Commission caps. Data sharing. Gig work.
Investors peppered Uber Eats executives on Wednesday with questions about the growing attempts by government to regulate third-party delivery. Leaders said the push for restrictions is nothing new, and that they were prepared to work with officials on potential solutions.
"We’ve been regulated on a local basis as it relates to our Mobility business from day one," said Uber CEO Dara Khosrowshahi on the company's first-quarter earnings call. "And these are really important dialogs that you have to have with state regulators, with city regulators."
That was in response to a question about calls from New York mayoral candidate Andrew Yang to force delivery companies to share customer data with restaurants—a longtime sticking point between the two parties.
Despite the looming restrictions, Uber Eats continued to grow in the first three months of 2021 and into April. It generated $1.7 billion in revenue, a 28% increase over the last quarter and a 230% jump year over year. Its losses also widened: Adjusted EBITDA (earnings before interest, taxes, depreciation and amortization) was negative $200 million, down $55 million from the quarter before.
But investors were particularly focused on regulation during Wednesday's call. They repeatedly asked about threats to the company's labor model, for instance. The Biden administration has signaled recently that it could take action to change how gig companies classify their workers. On Wednesday, it withdrew a Trump-era rule that favored the independent contractor model used by Uber Eats and others.
Again, executives emphasized the opportunity for dialog on the matter. The Biden administration is made up of people with "varying views on these issues," which leaves plenty of room for conversation, said Chief Legal Officer Tony West.
The company favors the framework it helped pass in California, where couriers are classified as independent contractors with some added benefits under Proposition 22. Uber Eats has been pushing that model elsewhere.
"The reality is that these kinds of solutions are workable solutions and they are real resolutions to this issue. And so we’d like to be able to see that in other states and in other jurisdictions," West said.
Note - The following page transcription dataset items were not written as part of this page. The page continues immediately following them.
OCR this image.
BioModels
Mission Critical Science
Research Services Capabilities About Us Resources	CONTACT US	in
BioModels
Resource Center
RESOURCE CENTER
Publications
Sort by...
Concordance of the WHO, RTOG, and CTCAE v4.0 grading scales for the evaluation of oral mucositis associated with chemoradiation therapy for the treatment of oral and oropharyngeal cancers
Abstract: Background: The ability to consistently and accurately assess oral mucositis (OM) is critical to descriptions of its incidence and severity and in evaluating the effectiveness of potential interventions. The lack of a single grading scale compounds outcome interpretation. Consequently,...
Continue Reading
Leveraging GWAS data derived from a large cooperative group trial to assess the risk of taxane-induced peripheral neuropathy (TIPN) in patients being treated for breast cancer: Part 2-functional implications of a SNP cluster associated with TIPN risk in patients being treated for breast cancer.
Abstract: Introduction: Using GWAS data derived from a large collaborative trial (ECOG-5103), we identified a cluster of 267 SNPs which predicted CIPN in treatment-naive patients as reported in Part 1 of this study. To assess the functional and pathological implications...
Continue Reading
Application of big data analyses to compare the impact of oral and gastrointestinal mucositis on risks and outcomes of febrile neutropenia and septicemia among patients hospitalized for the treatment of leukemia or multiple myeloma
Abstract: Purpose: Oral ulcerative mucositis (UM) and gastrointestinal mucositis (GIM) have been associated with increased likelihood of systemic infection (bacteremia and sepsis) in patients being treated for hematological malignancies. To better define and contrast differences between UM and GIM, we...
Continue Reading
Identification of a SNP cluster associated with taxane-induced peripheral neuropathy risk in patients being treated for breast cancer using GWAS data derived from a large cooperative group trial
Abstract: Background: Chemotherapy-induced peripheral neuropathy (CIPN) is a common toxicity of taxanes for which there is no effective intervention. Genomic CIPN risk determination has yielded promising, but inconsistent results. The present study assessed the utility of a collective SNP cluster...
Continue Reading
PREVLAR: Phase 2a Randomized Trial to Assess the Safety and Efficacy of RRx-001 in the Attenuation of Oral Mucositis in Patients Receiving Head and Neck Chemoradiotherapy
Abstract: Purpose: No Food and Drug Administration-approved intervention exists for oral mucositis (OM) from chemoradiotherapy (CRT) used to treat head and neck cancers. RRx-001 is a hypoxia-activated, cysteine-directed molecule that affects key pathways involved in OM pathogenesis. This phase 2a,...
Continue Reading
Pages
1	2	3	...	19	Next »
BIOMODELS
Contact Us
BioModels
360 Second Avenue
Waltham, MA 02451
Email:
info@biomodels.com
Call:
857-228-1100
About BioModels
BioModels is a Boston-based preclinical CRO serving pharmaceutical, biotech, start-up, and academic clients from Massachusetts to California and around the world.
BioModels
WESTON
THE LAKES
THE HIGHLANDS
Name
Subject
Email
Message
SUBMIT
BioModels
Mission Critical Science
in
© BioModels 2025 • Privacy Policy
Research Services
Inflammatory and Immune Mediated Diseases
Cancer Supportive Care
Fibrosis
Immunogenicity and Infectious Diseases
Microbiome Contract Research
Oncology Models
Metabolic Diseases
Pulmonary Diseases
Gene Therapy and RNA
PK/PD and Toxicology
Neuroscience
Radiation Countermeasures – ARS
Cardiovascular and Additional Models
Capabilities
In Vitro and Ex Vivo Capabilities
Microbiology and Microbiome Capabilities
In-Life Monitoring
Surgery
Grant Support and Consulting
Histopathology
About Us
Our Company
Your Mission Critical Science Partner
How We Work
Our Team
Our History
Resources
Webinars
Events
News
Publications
The company has said that shifting to an employee-based model would result in smaller fleets and higher delivery costs, which could impact restaurants that use the service. Khosrowshahi said research has shown that couriers prefer to remain independent because they value the flexibility.
And then there are commission caps, the temporary limits on what delivery companies can charge restaurants. They're in place in dozens of jurisdictions, and there have been calls to make them permanent.
Some delivery providers have responded by raising prices for consumers, and Uber Eats said it would continue to do that.
"In markets where there are fee caps, there’ll be higher delivery fees, which do hurt demand to restaurants," Khosrowshahi said. "In markets that don’t have fee caps, then the marketplace gets to a balance organically, so to speak. We think the better answer is that the markets take care of themselves."
In the three months ended March 31, Uber Eats gross bookings were $12.5 billion, up 24% sequentially and 157% year over year. New verticals like grocery, convenience and alcohol delivery contributed about a third of that. And it added more than 100,000 merchants to its platform, surpassing 700,000 total. It expects to continue growing that number for the next five years at least.
Uber Eats will also focus on driving more pickup orders to those restaurants—a more economical channel for both restaurants and the company.
"We think that building up our pickup opportunity as it relates to our restaurant partners is a pretty big opportunity going forward," Khosrowshahi said.
First-quarter losses were driven by investment in new delivery segments as well as driver shortages and the costs of consolidating with Postmates. Postmates partners are expected be fully migrated over to Uber Eats by mid-year, executives said.
The company's leaders reiterated their belief that the business will become adjusted EBITDA profitable later this year.